DEC Alpha 21164 (EV5) processors
Introduction: April 1995
DEC unveiled the very first information about the 2nd generation Alpha processor at a Hot Chips conference located in Palo Alto (California, the USA) which started on the 14th of August 1994. Although 21164 (EV5) was presented officially only after a respective press release by DEC which was dated by the 7th of September 1994. The processor was based upon the core of EV45 and was rather an evolution of the latter than a revolutionary new design. When compared to EV4 or EV45, the number of pipelines was doubled, both integer and floating-point. In addition, the floating-point pipelines were transformed to run through 9 stages rather than 10. However, the integer pipelines weren't all the same if compared to each other: while both were capable of basic arithmetical and logical operations, the 1st only could multiply and shift, and the 2nd only was able to process conditional/unconditional branches. Both pipelines were able to calculate virtual addresses for load instructions, but the 1st one only - for store ones. The floating-point pipelines were different as well: the 1st could execute any floating-point code except of multiply instructions which were the only code the 2nd pipeline could process. I-box was able to fetch and decode up to 4 instructions per cycle to provide the execution units with a proper load. Was manufactured using the same proprietary 4-layer 0.5µ CMOS5 process as of EV45, therefore required the same 3.3V power supply. Consisted of 9.3M transistors (including 7.8M spent on integrated caches), possessed a die size of 299mm² (close to theoretical limits of the technological process involved). Core frequencies of 21164 ranged from 266MHz to 333MHz (TDP from 46W to 56W). Form-factor: IPGA-499 (Interstitial Pin Grid Array).
I-cache and D-cache were sized and organised just like in EV4, i. e. 8KB each, write-through. Although D-cache was made dual-ported, i. e. was able to deliver data for 2 load instructions per cycle. Sacrificing transistors for the sake of performance, D-cache was composed physically of 2 identical parts of 8KB each, so data could be read from either one but had to be written to the both. The processor was accommodated with 96KB of the integrated L2 cache (S-cache, secondary cache), write-back, 3-way set associative, and C-box accessed it through a dedicated 128-bit data bus. At the same time, B-cache was also functional though remained optional, consisted of external cache SRAMs and could be as large as 64MB, though usually from 1MB to 4MB. 128-bit data bus to B-cache was multiplexed with the system data bus still. So, EV5 supported 3 cache levels, and was the first processor to feature such hierarchy.
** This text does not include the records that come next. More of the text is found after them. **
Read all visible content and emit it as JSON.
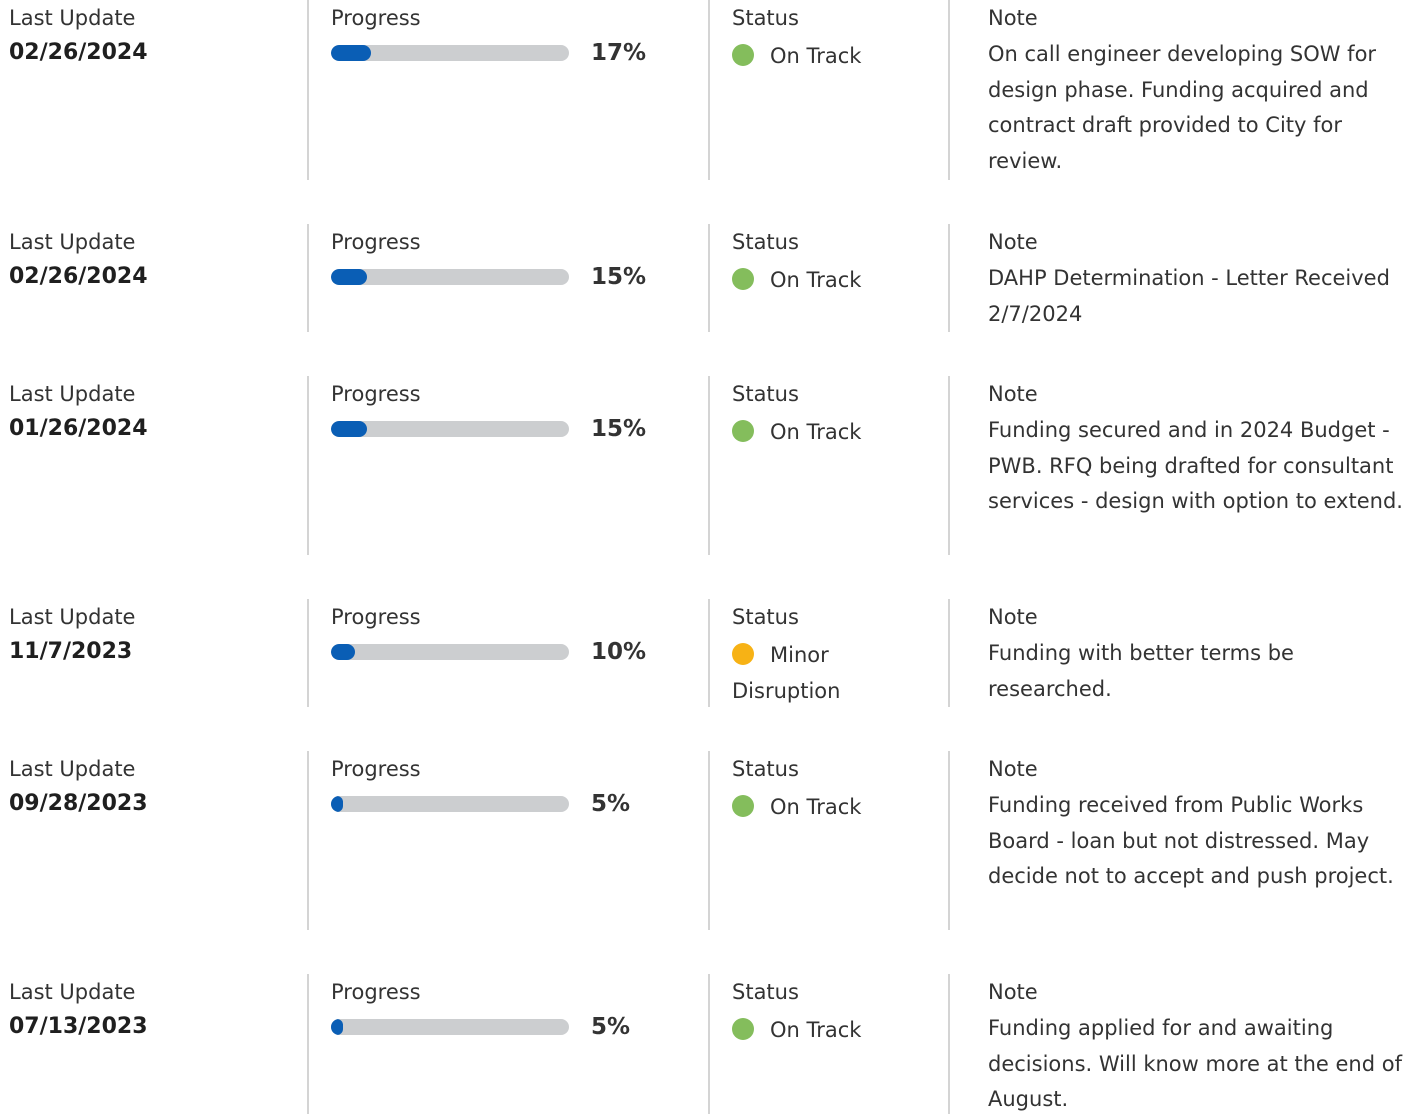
{
  "labels": {
    "last_update": "Last Update",
    "progress": "Progress",
    "status": "Status",
    "note": "Note"
  },
  "colors": {
    "bar_fill": "#0a5eb5",
    "bar_track": "#ccced0",
    "on_track": "#84bd5c",
    "minor_disruption": "#f7b215",
    "divider": "#d4d4d4"
  },
  "updates": [
    {
      "date": "02/26/2024",
      "progress": 17,
      "progress_label": "17%",
      "status": "On Track",
      "status_color": "#84bd5c",
      "note": "On call engineer developing SOW for design phase. Funding acquired and contract draft provided to City for review."
    },
    {
      "date": "02/26/2024",
      "progress": 15,
      "progress_label": "15%",
      "status": "On Track",
      "status_color": "#84bd5c",
      "note": "DAHP Determination - Letter Received 2/7/2024"
    },
    {
      "date": "01/26/2024",
      "progress": 15,
      "progress_label": "15%",
      "status": "On Track",
      "status_color": "#84bd5c",
      "note": "Funding secured and in 2024 Budget - PWB. RFQ being drafted for consultant services - design with option to extend."
    },
    {
      "date": "11/7/2023",
      "progress": 10,
      "progress_label": "10%",
      "status": "Minor Disruption",
      "status_color": "#f7b215",
      "note": "Funding with better terms be researched."
    },
    {
      "date": "09/28/2023",
      "progress": 5,
      "progress_label": "5%",
      "status": "On Track",
      "status_color": "#84bd5c",
      "note": "Funding received from Public Works Board - loan but not distressed. May decide not to accept and push project."
    },
    {
      "date": "07/13/2023",
      "progress": 5,
      "progress_label": "5%",
      "status": "On Track",
      "status_color": "#84bd5c",
      "note": "Funding applied for and awaiting decisions. Will know more at the end of August."
    }
  ]
}
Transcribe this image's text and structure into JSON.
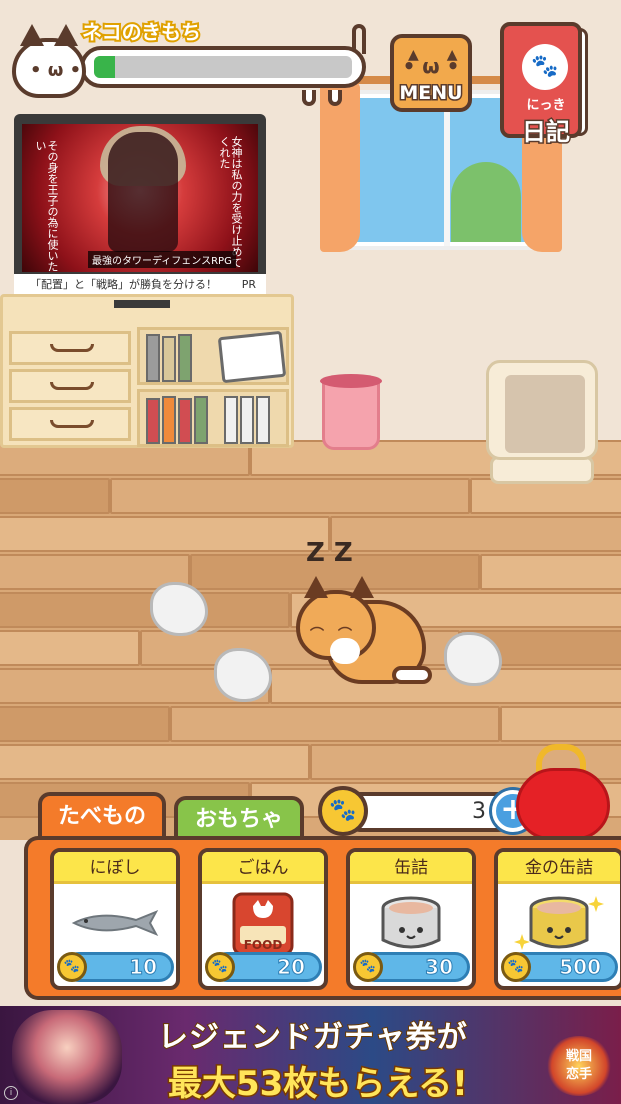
{
  "mood": {
    "title": "ネコのきもち",
    "level": 0.08
  },
  "buttons": {
    "menu_label": "MENU",
    "diary_ruby": "にっき",
    "diary_label": "日記"
  },
  "tv_ad": {
    "left_vertical": "その身を王子の為に使いたい",
    "right_vertical": "女神は私の力を受け止めてくれた",
    "caption": "最強のタワーディフェンスRPG",
    "strip_text": "「配置」と「戦略」が勝負を分ける！",
    "pr_label": "PR"
  },
  "sleep": "Z Z",
  "tabs": {
    "food": "たべもの",
    "toy": "おもちゃ"
  },
  "coins": {
    "count": "3",
    "add_label": "+"
  },
  "items": [
    {
      "name": "にぼし",
      "price": "10",
      "icon": "dried-sardine-icon"
    },
    {
      "name": "ごはん",
      "price": "20",
      "icon": "food-bag-icon",
      "bag_text": "FOOD"
    },
    {
      "name": "缶詰",
      "price": "30",
      "icon": "cat-can-icon"
    },
    {
      "name": "金の缶詰",
      "price": "500",
      "icon": "gold-can-icon"
    }
  ],
  "banner": {
    "line1": "レジェンドガチャ券が",
    "line2": "最大53枚もらえる!",
    "logo_text": "戦国\n恋手",
    "info": "i"
  },
  "colors": {
    "accent_orange": "#f47b2a",
    "toy_green": "#88c44a",
    "item_yellow": "#fce54a",
    "price_blue": "#5fb7e8",
    "mood_green": "#39b44a",
    "outline_brown": "#5a3b2c"
  }
}
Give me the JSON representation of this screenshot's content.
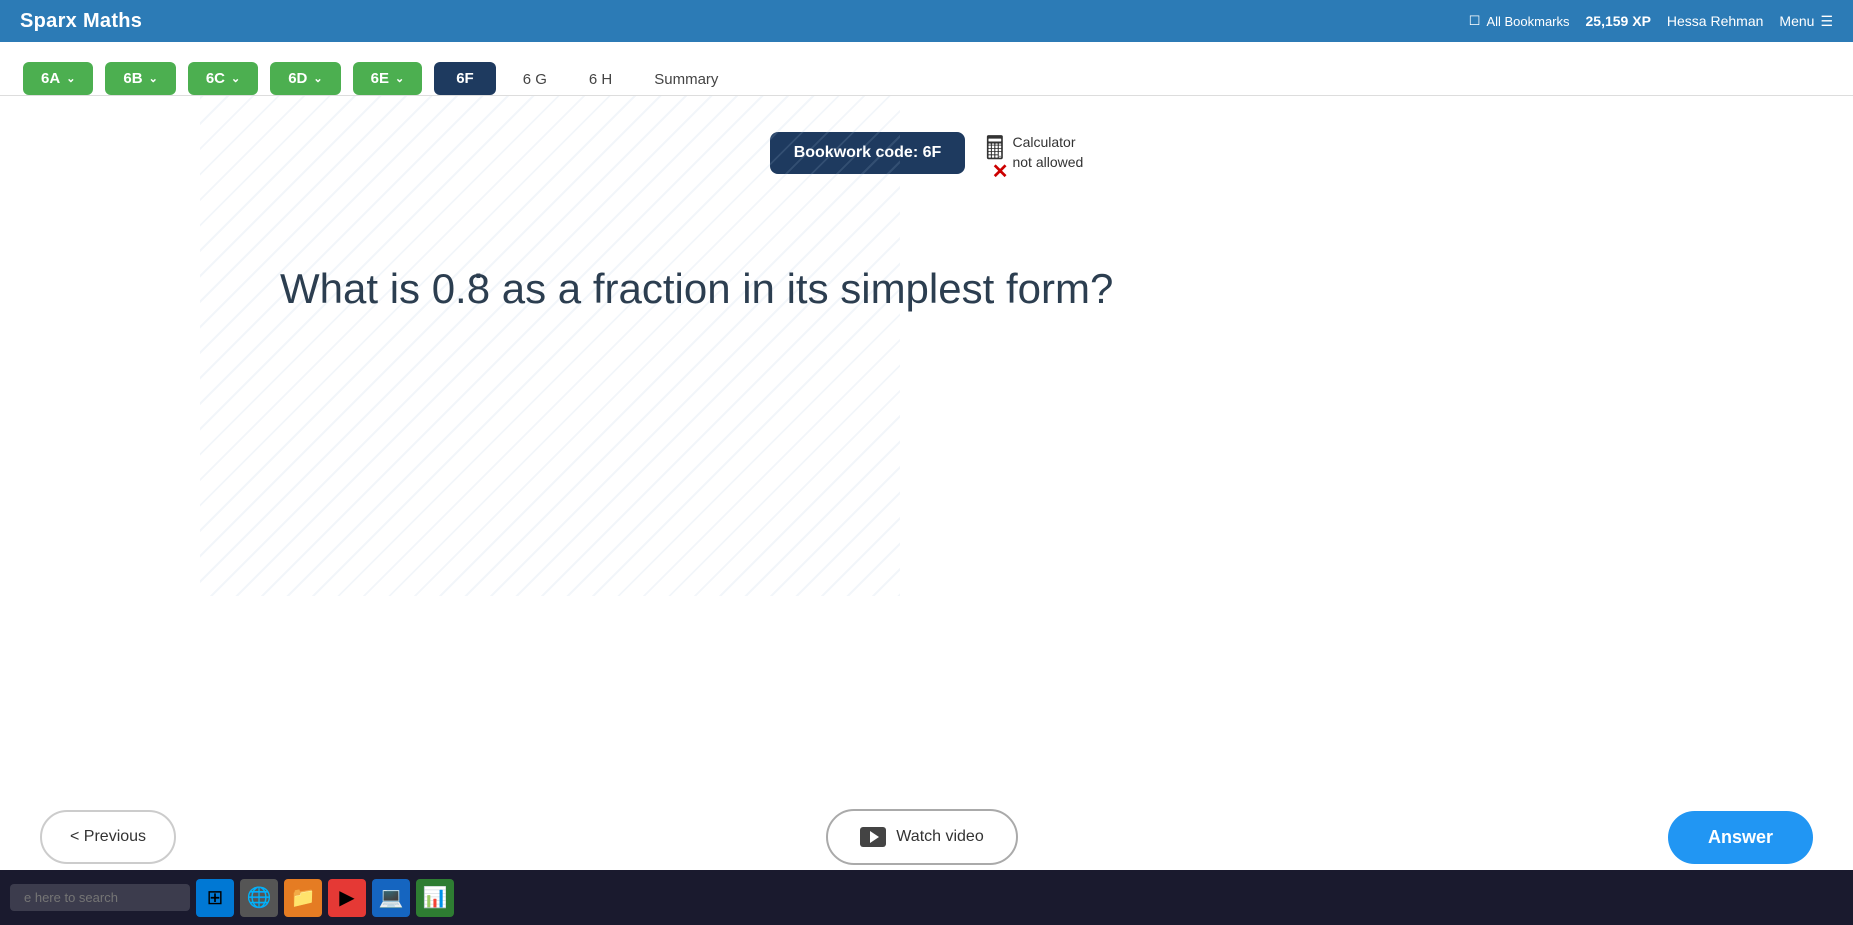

S-cache was accessed through a 4-stage pipeline: 2 cycles for tag look-up and bank activation plus 2 cycles for data access and delivery (16 bytes per cycle), though an extra cycle was required for data to propagate across the processor from C-box to D-cache and either E-box or F-box. Engineers who designed EV5 considered to implement tag look-up and data access in parallel, so all 3 banks would deliver data to be evaluated upon arrival. This approach could reduce the pipeline by 1 stage, but would cause a serious impact on processor power consumption (+40% estimated). However, it didn't prevent D-cache from operating this way, but there was only 1 bank of 8KB rather than 3 banks of 32KB each. Even more, read latency of D-cache was reduced from 3 to 2 cycles. Every line of S-cache was 64 bytes wide with one tag per line, though it was possible to address every line as if there were two sublines 32 bytes wide each because I-cache and D-cache operated with 32-byte lines. S-cache was inclusive to D-cache. In turn, B-cache was inclusive to S-cache with no regard to write-back policy of the latter and the difference in associativities. I-TLB held 48 entries (for pages sized from 8KB to 4MB), D-TLB 64 entries (for pages sized from 8KB to 4MB) and was dual-ported for load operations in the same manner as D-cache. The system data bus was fixed-length at 128 bits with additional 16 bits for ECC protection, still multiplexed with the data path to B-cache, though more effective because of a new split-transaction protocol. The system address bus was 40-bit, the system control bus - 10-bit.